Purpose
Provide a structured approach for evaluating, implementing, and monitoring AI technologies to ensure they are safe, effective, ethical, and aligned with organizational goals.
1. Clinical Value
Question: Does the AI solution improve patient care or clinical decision-making?
Evaluation Criteria:
- Impact on patient outcomes
- Evidence supporting effectiveness
- Alignment with clinical workflows
- Potential to reduce provider burden
2. Safety and Risk Management
Question: What risks could the technology introduce?
Evaluation Criteria:
- Patient safety concerns
- Accuracy and reliability
- Human oversight requirements
- Escalation procedures for errors
3. Ethics and Equity
Question: Is the AI solution fair and responsible?
Evaluation Criteria:
- Bias assessment
- Health equity impact
- Transparency and explainability
- Ethical use considerations
4. Privacy, Security, and Compliance
Question: Does the solution meet regulatory and organizational requirements?
Evaluation Criteria:
- HIPAA compliance
- Data governance standards
- Cybersecurity protections
- Vendor accountability
5. Workflow and Adoption
Question: Will clinicians actually use it?
Evaluation Criteria:
- Integration with existing systems
- Impact on clinician workload
- Training requirements
- Stakeholder engagement
6. Performance and Outcomes
Question: How will success be measured?
Evaluation Criteria:
- Clinical outcomes
- User satisfaction
- Operational efficiency
- Return on investment
- Continuous monitoring plan
Governance Recommendation
AI solutions should only advance from pilot testing to enterprise deployment when they demonstrate clinical value, acceptable risk, regulatory compliance, workflow compatibility, and measurable performance outcomes.
How I Built This
I used ChatGPT (OpenAI) to help develop the initial structure and pillar definitions for this Clinical AI Governance Framework.
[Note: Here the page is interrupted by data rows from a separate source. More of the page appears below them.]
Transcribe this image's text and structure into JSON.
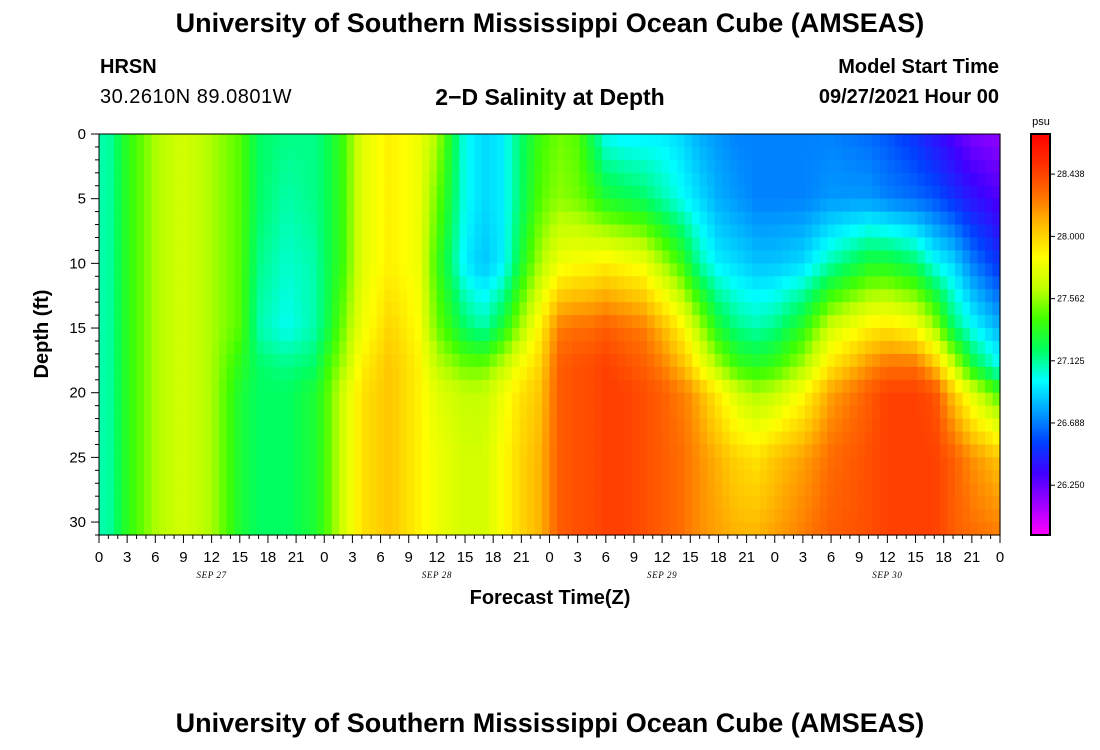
{
  "header": {
    "title": "University of Southern Mississippi Ocean Cube (AMSEAS)",
    "station_name": "HRSN",
    "coordinates": "30.2610N  89.0801W",
    "plot_title": "2−D Salinity at Depth",
    "model_start_label": "Model Start Time",
    "model_start_value": "09/27/2021 Hour 00"
  },
  "footer": {
    "title": "University of Southern Mississippi Ocean Cube (AMSEAS)"
  },
  "chart_data": {
    "type": "heatmap",
    "title": "2−D Salinity at Depth",
    "xlabel": "Forecast Time(Z)",
    "ylabel": "Depth (ft)",
    "x_tick_labels": [
      "0",
      "3",
      "6",
      "9",
      "12",
      "15",
      "18",
      "21",
      "0",
      "3",
      "6",
      "9",
      "12",
      "15",
      "18",
      "21",
      "0",
      "3",
      "6",
      "9",
      "12",
      "15",
      "18",
      "21",
      "0",
      "3",
      "6",
      "9",
      "12",
      "15",
      "18",
      "21",
      "0"
    ],
    "x_date_labels": [
      "SEP 27",
      "SEP 28",
      "SEP 29",
      "SEP 30"
    ],
    "x_hours_range": [
      0,
      96
    ],
    "y_ticks": [
      0,
      5,
      10,
      15,
      20,
      25,
      30
    ],
    "ylim": [
      0,
      31
    ],
    "y_inverted": true,
    "colorbar": {
      "unit": "psu",
      "range": [
        25.9,
        28.72
      ],
      "tick_labels": [
        "28.438",
        "28.000",
        "27.562",
        "27.125",
        "26.688",
        "26.250"
      ],
      "colors": [
        "#ff00ff",
        "#a000ff",
        "#4000ff",
        "#0040ff",
        "#00a0ff",
        "#00ffff",
        "#00ff60",
        "#40ff00",
        "#c0ff00",
        "#ffff00",
        "#ffc000",
        "#ff7000",
        "#ff3000",
        "#ff0000"
      ]
    },
    "salinity_profiles": {
      "depths_ft": [
        0,
        5,
        10,
        15,
        18,
        20,
        25,
        31
      ],
      "times_h": [
        0,
        1,
        3,
        6,
        9,
        12,
        15,
        17,
        20,
        23,
        24,
        26,
        28,
        31,
        34,
        36,
        39,
        41,
        43,
        45,
        47,
        49,
        51,
        52,
        54,
        56,
        58,
        60,
        62,
        63,
        64,
        66,
        68,
        70,
        72,
        75,
        78,
        82,
        84,
        87,
        89,
        91,
        93,
        96
      ],
      "values": [
        [
          27.1,
          27.1,
          27.1,
          27.1,
          27.1,
          27.1,
          27.1,
          27.1
        ],
        [
          27.1,
          27.1,
          27.1,
          27.1,
          27.1,
          27.1,
          27.1,
          27.1
        ],
        [
          27.35,
          27.35,
          27.35,
          27.35,
          27.35,
          27.35,
          27.35,
          27.35
        ],
        [
          27.6,
          27.6,
          27.6,
          27.6,
          27.6,
          27.6,
          27.6,
          27.6
        ],
        [
          27.7,
          27.7,
          27.7,
          27.7,
          27.7,
          27.7,
          27.7,
          27.7
        ],
        [
          27.6,
          27.6,
          27.6,
          27.6,
          27.6,
          27.6,
          27.6,
          27.6
        ],
        [
          27.45,
          27.45,
          27.45,
          27.45,
          27.35,
          27.3,
          27.3,
          27.3
        ],
        [
          27.2,
          27.2,
          27.15,
          27.1,
          27.2,
          27.2,
          27.2,
          27.2
        ],
        [
          27.15,
          27.1,
          27.05,
          27.0,
          27.15,
          27.2,
          27.2,
          27.2
        ],
        [
          27.15,
          27.15,
          27.1,
          27.1,
          27.2,
          27.3,
          27.3,
          27.3
        ],
        [
          27.2,
          27.2,
          27.2,
          27.2,
          27.35,
          27.4,
          27.4,
          27.4
        ],
        [
          27.4,
          27.4,
          27.4,
          27.5,
          27.6,
          27.7,
          27.7,
          27.7
        ],
        [
          27.75,
          27.75,
          27.75,
          27.8,
          27.9,
          27.95,
          27.95,
          27.95
        ],
        [
          27.9,
          27.9,
          27.9,
          28.0,
          28.05,
          28.05,
          28.05,
          28.05
        ],
        [
          27.8,
          27.8,
          27.8,
          27.85,
          27.9,
          27.9,
          27.9,
          27.9
        ],
        [
          27.6,
          27.5,
          27.4,
          27.5,
          27.65,
          27.75,
          27.8,
          27.8
        ],
        [
          27.0,
          27.0,
          26.95,
          27.2,
          27.5,
          27.65,
          27.7,
          27.7
        ],
        [
          26.9,
          26.9,
          26.85,
          27.1,
          27.5,
          27.65,
          27.7,
          27.7
        ],
        [
          26.95,
          26.95,
          26.95,
          27.3,
          27.65,
          27.8,
          27.85,
          27.85
        ],
        [
          27.2,
          27.2,
          27.3,
          27.6,
          27.85,
          27.95,
          28.0,
          28.0
        ],
        [
          27.4,
          27.45,
          27.6,
          27.9,
          28.0,
          28.05,
          28.1,
          28.1
        ],
        [
          27.5,
          27.55,
          27.8,
          28.25,
          28.35,
          28.35,
          28.35,
          28.35
        ],
        [
          27.45,
          27.5,
          27.85,
          28.3,
          28.4,
          28.4,
          28.4,
          28.4
        ],
        [
          27.3,
          27.45,
          27.85,
          28.3,
          28.4,
          28.4,
          28.4,
          28.4
        ],
        [
          27.0,
          27.3,
          27.9,
          28.35,
          28.45,
          28.45,
          28.45,
          28.45
        ],
        [
          26.95,
          27.25,
          27.85,
          28.3,
          28.4,
          28.45,
          28.45,
          28.45
        ],
        [
          26.95,
          27.2,
          27.8,
          28.25,
          28.35,
          28.4,
          28.4,
          28.4
        ],
        [
          26.95,
          27.1,
          27.6,
          28.1,
          28.25,
          28.35,
          28.35,
          28.35
        ],
        [
          26.9,
          27.0,
          27.4,
          27.9,
          28.1,
          28.25,
          28.3,
          28.3
        ],
        [
          26.85,
          26.95,
          27.25,
          27.75,
          28.0,
          28.2,
          28.25,
          28.25
        ],
        [
          26.8,
          26.9,
          27.1,
          27.6,
          27.85,
          28.1,
          28.2,
          28.2
        ],
        [
          26.75,
          26.8,
          26.95,
          27.3,
          27.6,
          27.9,
          28.1,
          28.15
        ],
        [
          26.7,
          26.75,
          26.9,
          27.15,
          27.4,
          27.7,
          28.0,
          28.1
        ],
        [
          26.7,
          26.7,
          26.85,
          27.1,
          27.35,
          27.6,
          27.95,
          28.1
        ],
        [
          26.7,
          26.7,
          26.85,
          27.15,
          27.4,
          27.65,
          28.05,
          28.15
        ],
        [
          26.7,
          26.7,
          26.9,
          27.35,
          27.6,
          27.85,
          28.15,
          28.25
        ],
        [
          26.7,
          26.75,
          27.1,
          27.7,
          27.95,
          28.15,
          28.3,
          28.35
        ],
        [
          26.65,
          26.75,
          27.3,
          27.9,
          28.2,
          28.35,
          28.4,
          28.4
        ],
        [
          26.6,
          26.7,
          27.3,
          27.95,
          28.3,
          28.45,
          28.45,
          28.45
        ],
        [
          26.5,
          26.65,
          27.2,
          27.85,
          28.3,
          28.45,
          28.45,
          28.45
        ],
        [
          26.4,
          26.6,
          27.0,
          27.6,
          28.1,
          28.4,
          28.45,
          28.45
        ],
        [
          26.3,
          26.5,
          26.9,
          27.2,
          27.7,
          28.05,
          28.35,
          28.35
        ],
        [
          26.2,
          26.4,
          26.7,
          27.0,
          27.3,
          27.75,
          28.2,
          28.3
        ],
        [
          26.15,
          26.3,
          26.5,
          26.8,
          27.0,
          27.4,
          28.05,
          28.25
        ]
      ]
    }
  }
}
I prompted it to generate and refine governance domains relevant to healthcare AI adoption, including clinical value, workflow integration, and ethics considerations.
I then iteratively refined the output by adapting it to reflect healthcare system realities, focusing on clinical workflow alignment, provider adoption challenges, and enterprise governance needs aligned with healthcare IT architecture principles. The final framework reflects a synthesis of AI-generated structure and my clinical perspective as a DNP-prepared PMHNP.